Il faudra attendre plusieurs heures pour que les conséquences de cette erreur humaine se fassent ressentir. Une alarme se déclenche « vers 3 heures du matin (le lundi 1er janvier) » en raison des fumées. Site enfumé, thermomètre atteignant les 251°C… au lieu des 120°C habituels. Le pire aurait alors pu arriver.

Prévenu par l’entreprise Securitas, « un responsable est arrivé tard (vers 8 heures du matin le 1er janvier), mais tout de même à temps pour éviter une catastrophe. Car l’unité de fabrication se trouve juste à côté de la chaufferie à gaz. S’il y avait eu une étincelle ou si l’on n’avait pas arrêté à temps, tout aurait explosé ! », explique une autre source à Actu76. Avant qu’un témoin ajoute : « on est passé à côté d’une grosse catastrophe industrielle, bien pire que Lubrizol ».

Et un dernier salarié de conclure anonymement : « on a dû tout nettoyer et tout cacher pour que les services de l’État ne voient rien. La direction n’a rien dit, a noyé le poisson ».

Arrêté préfectoral et enquête ouverte contre Multisol

La situation s’est décantée à la suite de cet article publié par Actu76. Dans un communiqué daté du mardi 12 janvier, le Préfet de la Seine-Maritime a en premier lieu fait un point sur cet incident.

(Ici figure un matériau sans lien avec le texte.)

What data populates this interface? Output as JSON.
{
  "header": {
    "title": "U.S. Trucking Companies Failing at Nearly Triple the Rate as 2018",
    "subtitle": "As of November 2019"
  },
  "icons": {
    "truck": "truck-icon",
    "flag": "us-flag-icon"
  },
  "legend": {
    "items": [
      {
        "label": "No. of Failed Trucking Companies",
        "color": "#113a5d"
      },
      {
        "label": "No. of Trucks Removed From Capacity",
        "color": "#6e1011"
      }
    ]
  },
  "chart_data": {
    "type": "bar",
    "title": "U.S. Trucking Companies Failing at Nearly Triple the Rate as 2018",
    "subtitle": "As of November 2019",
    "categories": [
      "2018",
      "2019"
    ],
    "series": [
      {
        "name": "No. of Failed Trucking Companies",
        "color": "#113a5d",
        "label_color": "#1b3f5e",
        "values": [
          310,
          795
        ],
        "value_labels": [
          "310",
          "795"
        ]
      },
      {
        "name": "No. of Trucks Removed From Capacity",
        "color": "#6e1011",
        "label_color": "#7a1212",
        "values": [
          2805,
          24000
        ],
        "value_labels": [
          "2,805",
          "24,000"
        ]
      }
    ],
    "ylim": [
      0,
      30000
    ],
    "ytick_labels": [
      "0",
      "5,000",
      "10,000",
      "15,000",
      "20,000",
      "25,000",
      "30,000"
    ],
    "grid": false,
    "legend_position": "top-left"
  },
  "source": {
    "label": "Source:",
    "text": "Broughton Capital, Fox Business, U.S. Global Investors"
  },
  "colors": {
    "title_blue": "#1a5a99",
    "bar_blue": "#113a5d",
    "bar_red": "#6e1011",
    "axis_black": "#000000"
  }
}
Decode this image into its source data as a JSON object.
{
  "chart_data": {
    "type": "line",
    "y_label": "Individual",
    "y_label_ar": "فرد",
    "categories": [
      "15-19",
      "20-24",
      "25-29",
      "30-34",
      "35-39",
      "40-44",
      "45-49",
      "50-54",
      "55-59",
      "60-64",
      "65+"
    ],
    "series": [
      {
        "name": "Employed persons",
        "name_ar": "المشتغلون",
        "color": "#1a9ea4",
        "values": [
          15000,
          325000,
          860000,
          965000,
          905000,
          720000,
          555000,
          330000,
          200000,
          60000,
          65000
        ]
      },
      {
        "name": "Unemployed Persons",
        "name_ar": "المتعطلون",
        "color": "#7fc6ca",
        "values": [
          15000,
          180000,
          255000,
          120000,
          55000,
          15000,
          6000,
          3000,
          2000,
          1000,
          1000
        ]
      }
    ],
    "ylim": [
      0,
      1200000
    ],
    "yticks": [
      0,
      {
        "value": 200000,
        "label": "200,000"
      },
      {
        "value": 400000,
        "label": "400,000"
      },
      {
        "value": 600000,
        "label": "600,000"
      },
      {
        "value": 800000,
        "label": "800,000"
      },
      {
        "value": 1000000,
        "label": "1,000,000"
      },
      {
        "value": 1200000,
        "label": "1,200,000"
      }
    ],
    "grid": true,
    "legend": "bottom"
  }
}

Le dépassement de la température de fonctionnement habituelle a été confirmé. Le fait que cet événement n’ait pas « entraîné d’alarme directe, ni la mise en œuvre rapide d’action corrective de la part de l’exploitant permettant de maintenir des conditions normales d’exploitation » a été perçu comme « un manquement aux dispositions de l’arrêté préfectoral réglementant les activités de Multisol ».

La thèse avancée par Multisol selon laquelle « les produits incriminés (mélange d’huile et de polymères) » lors de cet incident ne sont pas classés comme « dangereux » par leur fiche de données de sécurité a en outre été confirmée.

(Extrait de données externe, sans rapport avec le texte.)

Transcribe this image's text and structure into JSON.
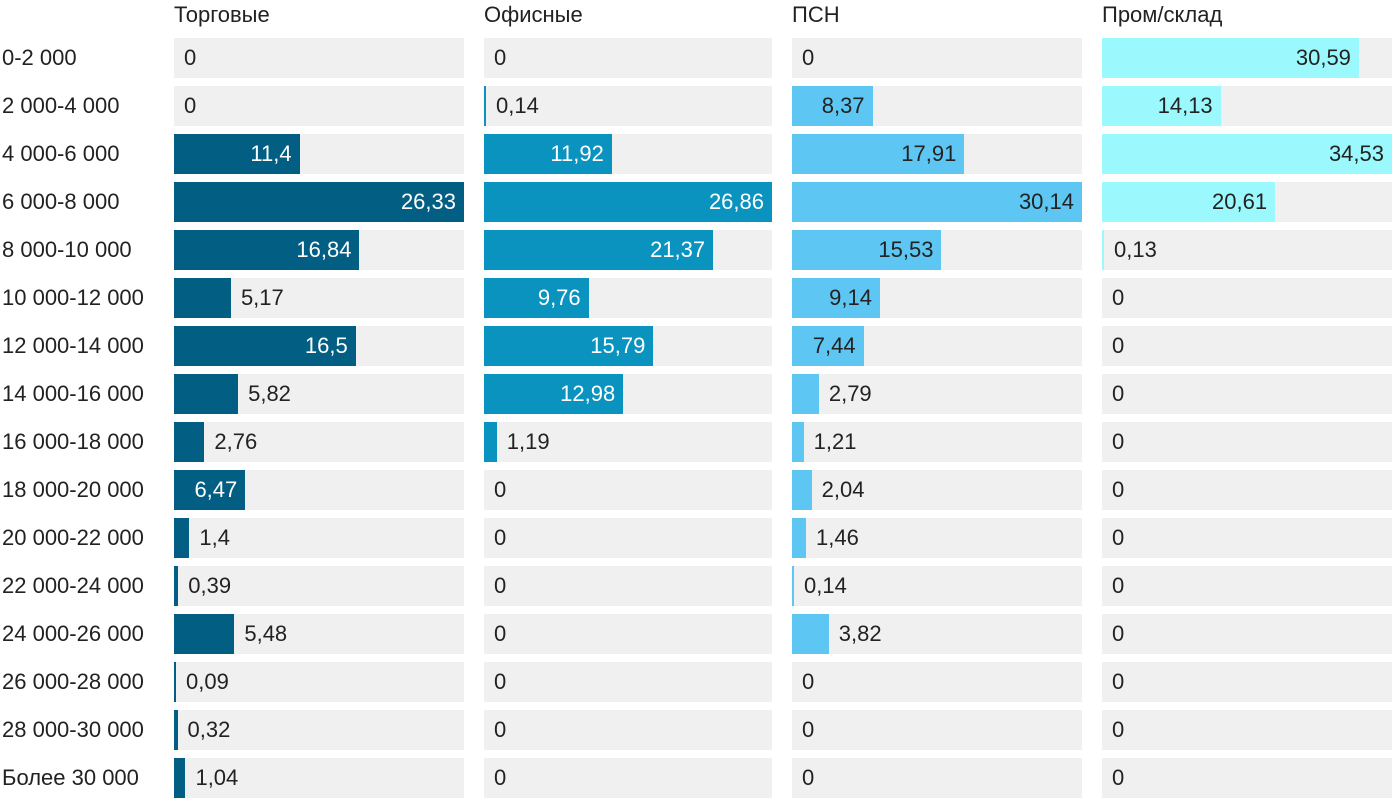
{
  "chart_data": {
    "type": "bar",
    "orientation": "horizontal",
    "layout": "small-multiples",
    "grid": false,
    "legend": "none",
    "categories": [
      "0-2 000",
      "2 000-4 000",
      "4 000-6 000",
      "6 000-8 000",
      "8 000-10 000",
      "10 000-12 000",
      "12 000-14 000",
      "14 000-16 000",
      "16 000-18 000",
      "18 000-20 000",
      "20 000-22 000",
      "22 000-24 000",
      "24 000-26 000",
      "26 000-28 000",
      "28 000-30 000",
      "Более 30 000"
    ],
    "series": [
      {
        "name": "Торговые",
        "color": "#035e84",
        "values": [
          0,
          0,
          11.4,
          26.33,
          16.84,
          5.17,
          16.5,
          5.82,
          2.76,
          6.47,
          1.4,
          0.39,
          5.48,
          0.09,
          0.32,
          1.04
        ],
        "labels": [
          "0",
          "0",
          "11,4",
          "26,33",
          "16,84",
          "5,17",
          "16,5",
          "5,82",
          "2,76",
          "6,47",
          "1,4",
          "0,39",
          "5,48",
          "0,09",
          "0,32",
          "1,04"
        ]
      },
      {
        "name": "Офисные",
        "color": "#0a93bf",
        "values": [
          0,
          0.14,
          11.92,
          26.86,
          21.37,
          9.76,
          15.79,
          12.98,
          1.19,
          0,
          0,
          0,
          0,
          0,
          0,
          0
        ],
        "labels": [
          "0",
          "0,14",
          "11,92",
          "26,86",
          "21,37",
          "9,76",
          "15,79",
          "12,98",
          "1,19",
          "0",
          "0",
          "0",
          "0",
          "0",
          "0",
          "0"
        ]
      },
      {
        "name": "ПСН",
        "color": "#5ec6f3",
        "values": [
          0,
          8.37,
          17.91,
          30.14,
          15.53,
          9.14,
          7.44,
          2.79,
          1.21,
          2.04,
          1.46,
          0.14,
          3.82,
          0,
          0,
          0
        ],
        "labels": [
          "0",
          "8,37",
          "17,91",
          "30,14",
          "15,53",
          "9,14",
          "7,44",
          "2,79",
          "1,21",
          "2,04",
          "1,46",
          "0,14",
          "3,82",
          "0",
          "0",
          "0"
        ]
      },
      {
        "name": "Пром/склад",
        "color": "#9bf9fd",
        "values": [
          30.59,
          14.13,
          34.53,
          20.61,
          0.13,
          0,
          0,
          0,
          0,
          0,
          0,
          0,
          0,
          0,
          0,
          0
        ],
        "labels": [
          "30,59",
          "14,13",
          "34,53",
          "20,61",
          "0,13",
          "0",
          "0",
          "0",
          "0",
          "0",
          "0",
          "0",
          "0",
          "0",
          "0",
          "0"
        ]
      }
    ]
  }
}
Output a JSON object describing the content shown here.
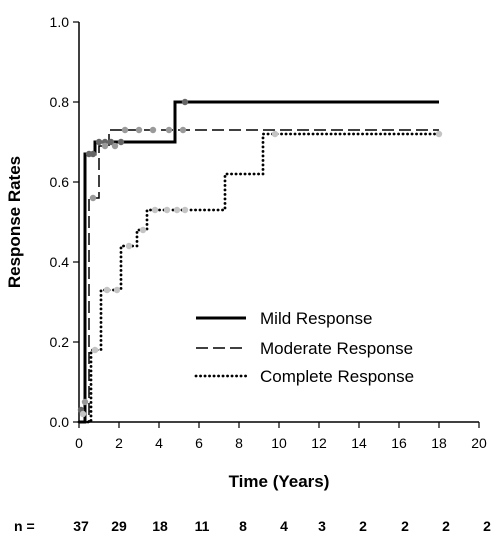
{
  "chart_data": {
    "type": "line",
    "title": "",
    "xlabel": "Time (Years)",
    "ylabel": "Response Rates",
    "xlim": [
      0,
      20
    ],
    "ylim": [
      0,
      1
    ],
    "xticks": [
      "0",
      "2",
      "4",
      "6",
      "8",
      "10",
      "12",
      "14",
      "16",
      "18",
      "20"
    ],
    "yticks": [
      "0.0",
      "0.2",
      "0.4",
      "0.6",
      "0.8",
      "1.0"
    ],
    "grid": false,
    "legend_position": "bottom-right",
    "series": [
      {
        "name": "Mild Response",
        "style": "solid",
        "points": [
          [
            0,
            0
          ],
          [
            0.3,
            0
          ],
          [
            0.3,
            0.67
          ],
          [
            0.8,
            0.67
          ],
          [
            0.8,
            0.7
          ],
          [
            4.8,
            0.7
          ],
          [
            4.8,
            0.8
          ],
          [
            18,
            0.8
          ]
        ],
        "censored": [
          [
            0.1,
            0.03
          ],
          [
            0.5,
            0.67
          ],
          [
            0.7,
            0.67
          ],
          [
            1.0,
            0.7
          ],
          [
            1.3,
            0.7
          ],
          [
            1.6,
            0.7
          ],
          [
            2.1,
            0.7
          ],
          [
            5.3,
            0.8
          ]
        ]
      },
      {
        "name": "Moderate Response",
        "style": "dashed",
        "points": [
          [
            0,
            0
          ],
          [
            0.5,
            0
          ],
          [
            0.5,
            0.56
          ],
          [
            1.0,
            0.56
          ],
          [
            1.0,
            0.69
          ],
          [
            1.5,
            0.69
          ],
          [
            1.5,
            0.73
          ],
          [
            18,
            0.73
          ]
        ],
        "censored": [
          [
            0.3,
            0.05
          ],
          [
            0.7,
            0.56
          ],
          [
            1.3,
            0.69
          ],
          [
            1.8,
            0.69
          ],
          [
            2.3,
            0.73
          ],
          [
            3.0,
            0.73
          ],
          [
            3.7,
            0.73
          ],
          [
            4.5,
            0.73
          ],
          [
            5.2,
            0.73
          ]
        ]
      },
      {
        "name": "Complete Response",
        "style": "dotted",
        "points": [
          [
            0,
            0
          ],
          [
            0.6,
            0
          ],
          [
            0.6,
            0.18
          ],
          [
            1.1,
            0.18
          ],
          [
            1.1,
            0.33
          ],
          [
            2.1,
            0.33
          ],
          [
            2.1,
            0.44
          ],
          [
            2.9,
            0.44
          ],
          [
            2.9,
            0.48
          ],
          [
            3.4,
            0.48
          ],
          [
            3.4,
            0.53
          ],
          [
            7.3,
            0.53
          ],
          [
            7.3,
            0.62
          ],
          [
            9.2,
            0.62
          ],
          [
            9.2,
            0.72
          ],
          [
            18,
            0.72
          ]
        ],
        "censored": [
          [
            0.2,
            0.02
          ],
          [
            0.8,
            0.18
          ],
          [
            1.4,
            0.33
          ],
          [
            1.9,
            0.33
          ],
          [
            2.5,
            0.44
          ],
          [
            3.2,
            0.48
          ],
          [
            3.8,
            0.53
          ],
          [
            4.4,
            0.53
          ],
          [
            4.9,
            0.53
          ],
          [
            5.3,
            0.53
          ],
          [
            9.8,
            0.72
          ],
          [
            18,
            0.72
          ]
        ]
      }
    ],
    "number_at_risk": {
      "label": "n =",
      "values": [
        "37",
        "29",
        "18",
        "11",
        "8",
        "4",
        "3",
        "2",
        "2",
        "2",
        "2"
      ]
    }
  },
  "colors": {
    "line": "#000000",
    "censor_mild": "#666666",
    "censor_moderate": "#9a9a9a",
    "censor_complete": "#c4c4c4"
  }
}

Le fait que « l’exploitant n’a pas alerté les services de l’inspection des installations classées de cet événement, ni transmis le rapport d’incident prescrit à l’article R.512-69 du code de l’environnement » a également été souligné.

Le préfet a par ailleurs annoncé deux décisions :

  • Multisol a été mis en demeure par « un arrêté préfectoral du 11 janvier 2021 de respecter les prescriptions des textes susvisés (…) car il y a lieu de prévenir la survenue d’un nouvel incident en imposant, en urgence, des mesures compensatoires dans l’attente de la mise en œuvre des actions correctives permettant de lever ces écarts » ;
  • Suite à l’article d’Actu76 du 12 janvier, indiquant « que l’exploitant aurait volontairement omis de transmettre des informations aux services de l’inspection des installations classées», « le Préfet a saisi le 12 janvier le Procureur de la République près le Tribunal judiciaire de Rouen. (…) Ces omissions, si elles étaient confirmées, sont susceptibles de relever de suites pénales au regard du code de l’environnement qui fait obligation à tout exploitant d’informer sans délai les services de l’État ».

Dans un tweet remontant au mercredi 13 janvier 2021, Charlotte Goujon – maire de Petit-Quevilly (Seine-Maritime) – apporte quelques précisions sur ces décisions du Préfet.

L’arrêté du 11 janvier concernant Multisol inclus :

  • « un rapport de l’incident sous 15 jours ;
  • des mesures organisationnelles ;
  • des mesures structurelles sous 1 mois (incluant notamment la mise en place d’un système de d’alerte automatique) ».

Une « mise à jour de l’étude de danger du site Multisol, qui devra inclure l’élaboration d’un plan de défense incendie » est également programmée.